The board of the Boll Weevil Eradication Foundation of North Carolina has set the 2018 boll weevil assessment at 75 cents per acre of cotton. The amount remains the same as in 2017.
The fee supports the foundation’s efforts to monitor cotton acreage in North Carolina for any re-introduction of the boll weevil and to respond promptly with eradication treatments if necessary.
“This trapping and monitoring program is a great investment for farmers who already have a lot of variables to manage in raising a crop,” said Agriculture Commissioner Steve Troxler. “Eliminating the boll weevil from our state years ago has allowed us to have a viable cotton crop. We certainly don’t want to see the return of this devastating pest, and this program helps us keep an eye on cotton fields in case of any spot re-introductions.”
Foundation contractors will install the green-colored traps and monitor them from late summer until after harvest and frost. Because the focus of North Carolina’s program has shifted from eradication to monitoring, the number of traps in fields has decreased. As such, each trap is critical, and farmers are encouraged to contact the foundation if traps are damaged or knocked down.
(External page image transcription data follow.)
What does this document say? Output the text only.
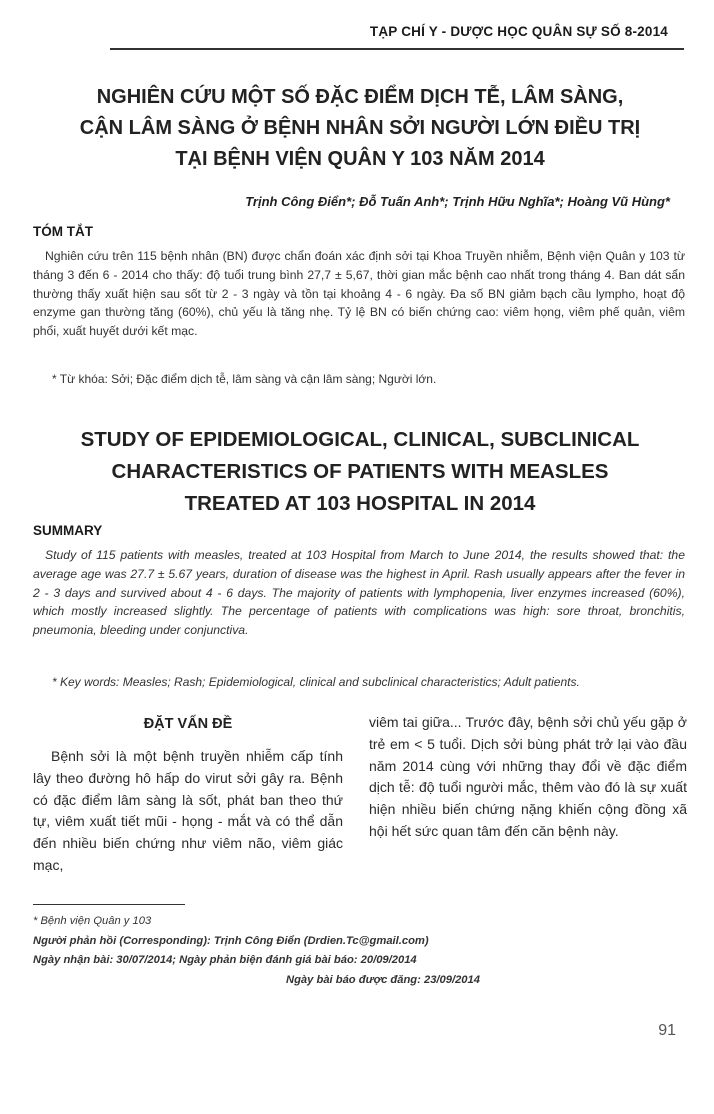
TẠP CHÍ Y - DƯỢC HỌC QUÂN SỰ SỐ 8-2014
NGHIÊN CỨU MỘT SỐ ĐẶC ĐIỂM DỊCH TỄ, LÂM SÀNG,
CẬN LÂM SÀNG Ở BỆNH NHÂN SỞI NGƯỜI LỚN ĐIỀU TRỊ
TẠI BỆNH VIỆN QUÂN Y 103 NĂM 2014
Trịnh Công Điển*; Đỗ Tuấn Anh*; Trịnh Hữu Nghĩa*; Hoàng Vũ Hùng*
TÓM TẮT

Nghiên cứu trên 115 bệnh nhân (BN) được chẩn đoán xác định sởi tại Khoa Truyền nhiễm, Bệnh viện Quân y 103 từ tháng 3 đến 6 - 2014 cho thấy: độ tuổi trung bình 27,7 ± 5,67, thời gian mắc bệnh cao nhất trong tháng 4. Ban dát sẩn thường thấy xuất hiện sau sốt từ 2 - 3 ngày và tồn tại khoảng 4 - 6 ngày. Đa số BN giảm bạch cầu lympho, hoạt độ enzyme gan thường tăng (60%), chủ yếu là tăng nhẹ. Tỷ lệ BN có biến chứng cao: viêm họng, viêm phế quản, viêm phổi, xuất huyết dưới kết mạc.

* Từ khóa: Sởi; Đặc điểm dịch tễ, lâm sàng và cận lâm sàng; Người lớn.
STUDY OF EPIDEMIOLOGICAL, CLINICAL, SUBCLINICAL
CHARACTERISTICS OF PATIENTS WITH MEASLES
TREATED AT 103 HOSPITAL IN 2014
SUMMARY

Study of 115 patients with measles, treated at 103 Hospital from March to June 2014, the results showed that: the average age was 27.7 ± 5.67 years, duration of disease was the highest in April. Rash usually appears after the fever in 2 - 3 days and survived about 4 - 6 days. The majority of patients with lymphopenia, liver enzymes increased (60%), which mostly increased slightly. The percentage of patients with complications was high: sore throat, bronchitis, pneumonia, bleeding under conjunctiva.

* Key words: Measles; Rash; Epidemiological, clinical and subclinical characteristics; Adult patients.
ĐẶT VẤN ĐỀ

Bệnh sởi là một bệnh truyền nhiễm cấp tính lây theo đường hô hấp do virut sởi gây ra. Bệnh có đặc điểm lâm sàng là sốt, phát ban theo thứ tự, viêm xuất tiết mũi - họng - mắt và có thể dẫn đến nhiều biến chứng như viêm não, viêm giác mạc,

viêm tai giữa... Trước đây, bệnh sởi chủ yếu gặp ở trẻ em < 5 tuổi. Dịch sởi bùng phát trở lại vào đầu năm 2014 cùng với những thay đổi về đặc điểm dịch tễ: độ tuổi người mắc, thêm vào đó là sự xuất hiện nhiều biến chứng nặng khiến cộng đồng xã hội hết sức quan tâm đến căn bệnh này.

* Bệnh viện Quân y 103
Người phản hồi (Corresponding): Trịnh Công Điển (Drdien.Tc@gmail.com)
Ngày nhận bài: 30/07/2014; Ngày phản biện đánh giá bài báo: 20/09/2014
Ngày bài báo được đăng: 23/09/2014
91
More than 7,200 traps were placed and maintained in North Carolina last year, with each trap monitoring an average of 49 acres. To allow for trapping and monitoring, cotton growers are required to certify cotton acreage with their local U.S. Farm Service Agency office by July 15.
Farmers in 53 counties grew 363,199 certified acres of cotton last year. This acreage represented a nearly 33 percent increase over 2016 totals. The top three cotton-growing counties were Halifax, Northampton and Martin.